Nineteen-ninety-four has a great deal of significance for Swiss football as a certain Roy Hodgson led the national team to their first World Cup finals in 26 years. But it was also the year when a nine-year-old Kosovan called Valon Behrami arrived in Switzerland with his parents to escape the war in their homeland.
They settled in Ticino in the Italian-speaking part of Switzerland and Behrami, now of Watford, soon joined a local athletics club and began to play football. When the Kosovo conflict ended in 1999, the Behramis were, under Swiss law, required to return to their motherland, but such was their young son’s popularity that his athletics club started a petition to allow him and his family to stay. It was around this time that a local TV network became interested in their predicament.
“I don’t want to leave the country,” a young Valon stated on camera. “Everything I know I learnt here. Now I also learnt how to read and write.” The authorities were persuaded to make an exception and the family went on to gain Swiss citizenship.
The Behramis were among hundreds of thousands of Balkan refugees, mainly of Albanian-Kosovan descent, to arrive in the country during the conflict. Almost half the Switzerland line-up against England tonight are likely to be of Balkan heritage and Behrami believes they carry a mental toughness that can benefit the team as a whole. “We come from a different mentality and we can help give a strong spirit to the team in difficult moments,” he says.

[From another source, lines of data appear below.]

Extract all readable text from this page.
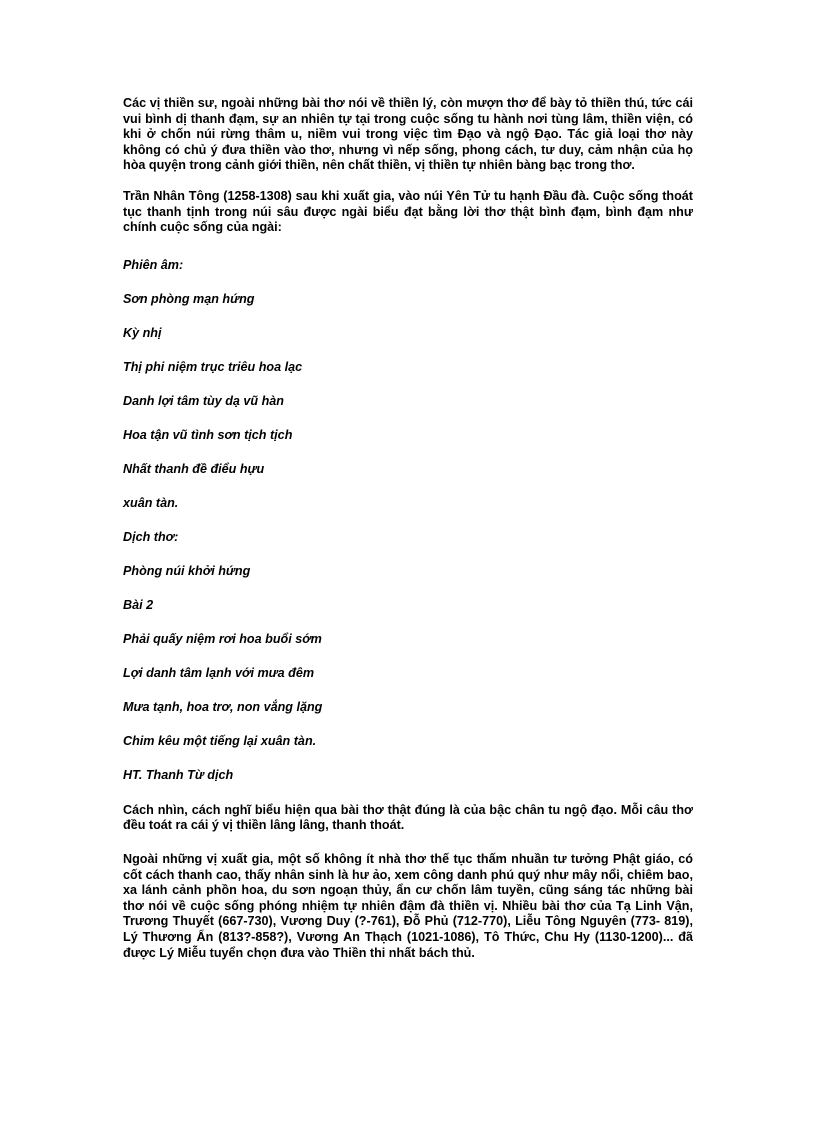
Các vị thiền sư, ngoài những bài thơ nói về thiền lý, còn mượn thơ để bày tỏ thiền thú, tức cái vui bình dị thanh đạm, sự an nhiên tự tại trong cuộc sống tu hành nơi tùng lâm, thiền viện, có khi ở chốn núi rừng thâm u, niềm vui trong việc tìm Đạo và ngộ Đạo. Tác giả loại thơ này không có chủ ý đưa thiền vào thơ, nhưng vì nếp sống, phong cách, tư duy, cảm nhận của họ hòa quyện trong cảnh giới thiền, nên chất thiền, vị thiền tự nhiên bàng bạc trong thơ.

Trần Nhân Tông (1258-1308) sau khi xuất gia, vào núi Yên Tử tu hạnh Đầu đà. Cuộc sống thoát tục thanh tịnh trong núi sâu được ngài biểu đạt bằng lời thơ thật bình đạm, bình đạm như chính cuộc sống của ngài:

Phiên âm:

Sơn phòng mạn hứng

Kỳ nhị

Thị phi niệm trục triêu hoa lạc

Danh lợi tâm tùy dạ vũ hàn

Hoa tận vũ tình sơn tịch tịch

Nhất thanh đề điểu hựu

xuân tàn.

Dịch thơ:

Phòng núi khởi hứng

Bài 2

Phải quấy niệm rơi hoa buổi sớm

Lợi danh tâm lạnh với mưa đêm

Mưa tạnh, hoa trơ, non vắng lặng

Chim kêu một tiếng lại xuân tàn.

HT. Thanh Từ dịch

Cách nhìn, cách nghĩ biểu hiện qua bài thơ thật đúng là của bậc chân tu ngộ đạo. Mỗi câu thơ đều toát ra cái ý vị thiền lâng lâng, thanh thoát.

Ngoài những vị xuất gia, một số không ít nhà thơ thế tục thấm nhuần tư tưởng Phật giáo, có cốt cách thanh cao, thấy nhân sinh là hư ảo, xem công danh phú quý như mây nổi, chiêm bao, xa lánh cảnh phồn hoa, du sơn ngoạn thủy, ẩn cư chốn lâm tuyền, cũng sáng tác những bài thơ nói về cuộc sống phóng nhiệm tự nhiên đậm đà thiền vị. Nhiều bài thơ của Tạ Linh Vận, Trương Thuyết (667-730), Vương Duy (?-761), Đỗ Phủ (712-770), Liễu Tông Nguyên (773- 819), Lý Thương Ẩn (813?-858?), Vương An Thạch (1021-1086), Tô Thức, Chu Hy (1130-1200)... đã được Lý Miễu tuyển chọn đưa vào Thiền thi nhất bách thủ.
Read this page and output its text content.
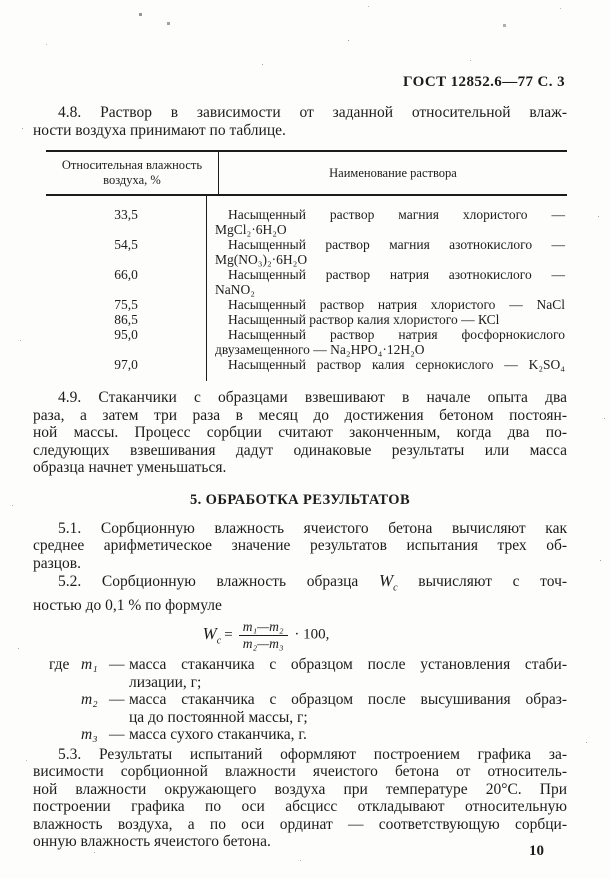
ГОСТ 12852.6—77 С. 3
4.8. Раствор в зависимости от заданной относительной влаж-
ности воздуха принимают по таблице.
Относительная влажность
воздуха, %
Наименование раствора
33,5	Насыщенный раствор магния хлористого —
MgCl₂·6H₂O
54,5	Насыщенный раствор магния азотнокислого —
Mg(NO₃)₂·6H₂O
66,0	Насыщенный раствор натрия азотнокислого —
NaNO₂
75,5	Насыщенный раствор натрия хлористого — NaCl
86,5	Насыщенный раствор калия хлористого — КСl
95,0	Насыщенный раствор натрия фосфорнокислого
двузамещенного — Na₂HPO₄·12H₂O
97,0	Насыщенный раствор калия сернокислого — K₂SO₄
4.9. Стаканчики с образцами взвешивают в начале опыта два
раза, а затем три раза в месяц до достижения бетоном постоян-
ной массы. Процесс сорбции считают законченным, когда два по-
следующих взвешивания дадут одинаковые результаты или масса
образца начнет уменьшаться.
5. ОБРАБОТКА РЕЗУЛЬТАТОВ
5.1. Сорбционную влажность ячеистого бетона вычисляют как
среднее арифметическое значение результатов испытания трех об-
разцов.
5.2. Сорбционную влажность образца $W_с$ вычисляют с точ-
ностью до 0,1 % по формуле
$W_с = \frac{\text{m₁—m₂}}{\text{m₂—m₃}} \cdot 100$,
где m₁ — масса стаканчика с образцом после установления стаби-
лизации, г;
m₂ — масса стаканчика с образцом после высушивания образ-
ца до постоянной массы, г;
m₃ — масса сухого стаканчика, г.
5.3. Результаты испытаний оформляют построением графика за-
висимости сорбционной влажности ячеистого бетона от относитель-
ной влажности окружающего воздуха при температуре 20°С. При
построении графика по оси абсцисс откладывают относительную
влажность воздуха, а по оси ординат — соответствующую сорбци-
онную влажность ячеистого бетона.
10
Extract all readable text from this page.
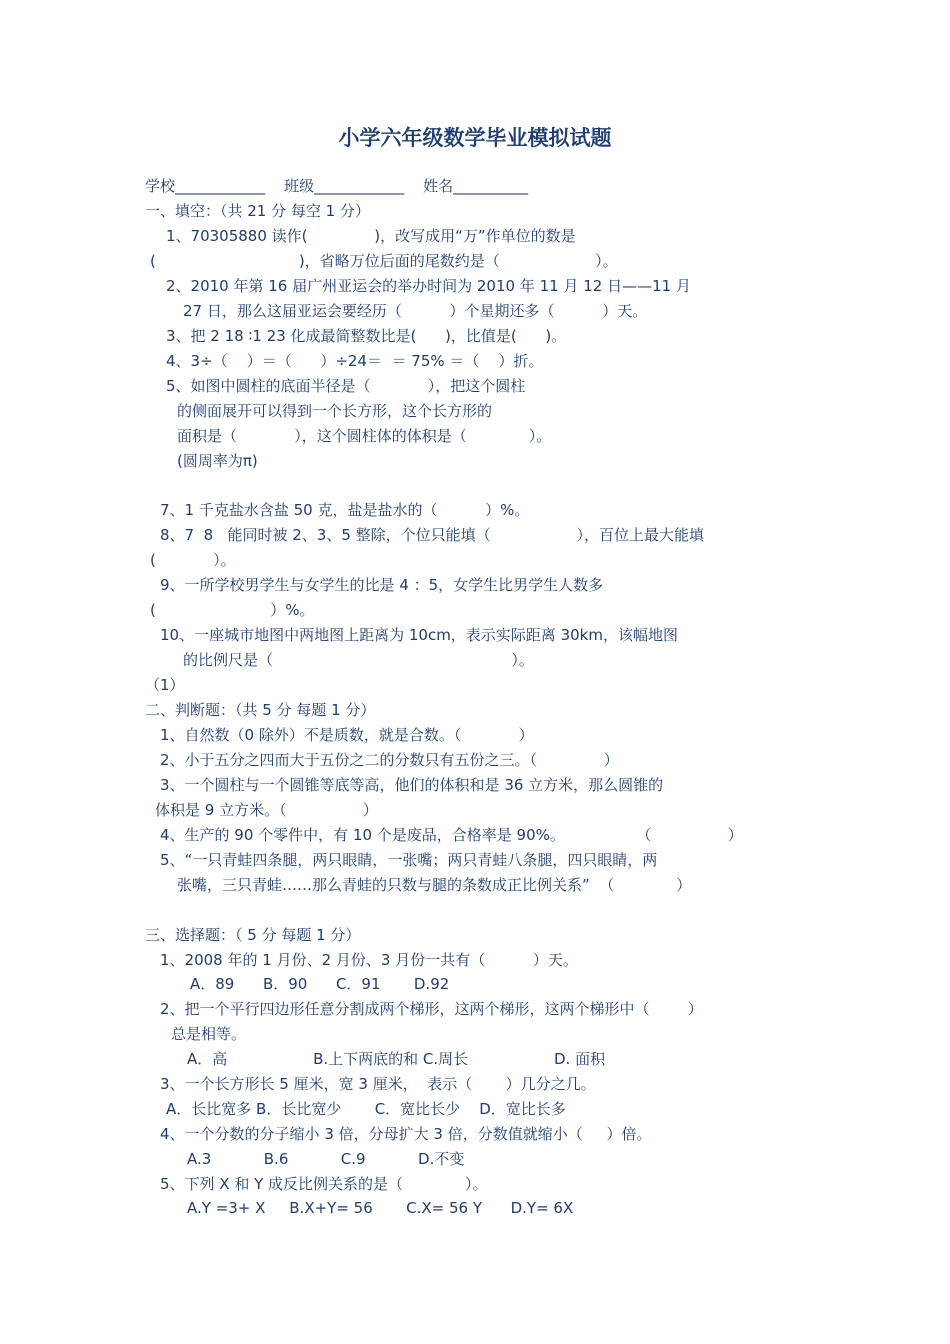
小学六年级数学毕业模拟试题
学校____________    班级____________    姓名__________
一、填空：（共 21 分 每空 1 分）
1、70305880 读作(              )，改写成用“万”作单位的数是
(                              )，省略万位后面的尾数约是（                    ）。
2、2010 年第 16 届广州亚运会的举办时间为 2010 年 11 月 12 日——11 月
27 日，那么这届亚运会要经历（          ）个星期还多（          ）天。
3、把 2 18 ∶1 23 化成最简整数比是(      )，比值是(      )。
4、3÷（    ）＝（      ）÷24＝  ＝ 75% ＝（    ）折。
5、如图中圆柱的底面半径是（            ），把这个圆柱
的侧面展开可以得到一个长方形，这个长方形的
面积是（            ），这个圆柱体的体积是（             ）。
(圆周率为π)
7、1 千克盐水含盐 50 克，盐是盐水的（          ）%。
8、7  8   能同时被 2、3、5 整除，个位只能填（                  ），百位上最大能填
(            ）。
9、一所学校男学生与女学生的比是 4 ：5，女学生比男学生人数多
(                        ）%。
10、一座城市地图中两地图上距离为 10cm，表示实际距离 30km，该幅地图
的比例尺是（                                                  ）。
（1）
二、判断题：（共 5 分 每题 1 分）
1、自然数（0 除外）不是质数，就是合数。（            ）
2、小于五分之四而大于五份之二的分数只有五份之三。（              ）
3、一个圆柱与一个圆锥等底等高，他们的体积和是 36 立方米，那么圆锥的
体积是 9 立方米。（                ）
4、生产的 90 个零件中，有 10 个是废品，合格率是 90%。               （                ）
5、“一只青蛙四条腿，两只眼睛，一张嘴；两只青蛙八条腿，四只眼睛，两
张嘴，三只青蛙……那么青蛙的只数与腿的条数成正比例关系”  （             ）
三、选择题：（ 5 分 每题 1 分）
1、2008 年的 1 月份、2 月份、3 月份一共有（          ）天。
A．89      B．90      C．91       D.92
2、把一个平行四边形任意分割成两个梯形，这两个梯形，这两个梯形中（        ）
总是相等。
A．高                  B.上下两底的和 C.周长                  D. 面积
3、一个长方形长 5 厘米，宽 3 厘米，  表示（       ）几分之几。
A．长比宽多 B．长比宽少       C．宽比长少    D．宽比长多
4、一个分数的分子缩小 3 倍，分母扩大 3 倍，分数值就缩小（     ）倍。
A.3           B.6           C.9           D.不变
5、下列 X 和 Y 成反比例关系的是（             ）。
A.Y =3+ X     B.X+Y= 56       C.X= 56 Y      D.Y= 6X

Behrami has also spoken of the debt he feels towards his adopted country. “I’ll always remember that time,” he says. “Every three or four months we’d receive a call from our family members still in Kosovo and the situation was not good. Often they told us they were escaping in the mountains. When I was 14, I went back to Kosovo and it was completely destroyed. It gave me a desire to change things for my family. When I became a footballer, I decided to give everything in every single game – to never give up.”
After he had progressed through the ranks of Swiss football, Behrami’s big break came in 2003 with a move to Italian side Genoa. His performances caught the eye of Lazio, where he remained for three years. Then came his first stint in England with West Ham in 2009, a period that began with great promise but was curtailed through persistent injuries and he left in 2011. In the years since, he has done the rounds of various top-level clubs in Italy and Germany, but on each occasion has quickly moved on.
Behrami describes his most recent continental sortie before returning to England – an 11-month spell with Hamburg – as “the most sad experience” of his career. “The team wasn’t good enough, they had a different approach to training, and I didn’t settle in the country at all. I also suffered a lot from injuries. I had a three-year contract, but I really wanted to leave because it wasn’t good for me, it wasn’t good for the club.”
In July, Watford came calling and his fond memories of England and the Premier League convinced him to return. How long he sticks around remains to be seen. His children are enrolled at an international school in central London and he claims to love almost everything about life in England, bar the weather.
Victory at Wembley, which would bring a place in next summer’s European Championship within Switzerland’s grasp, may be a less than gracious way to reacquaint the English public with him. But you cannot tame a warrior’s spirit – certainly not one who owes his life to his adopted nation.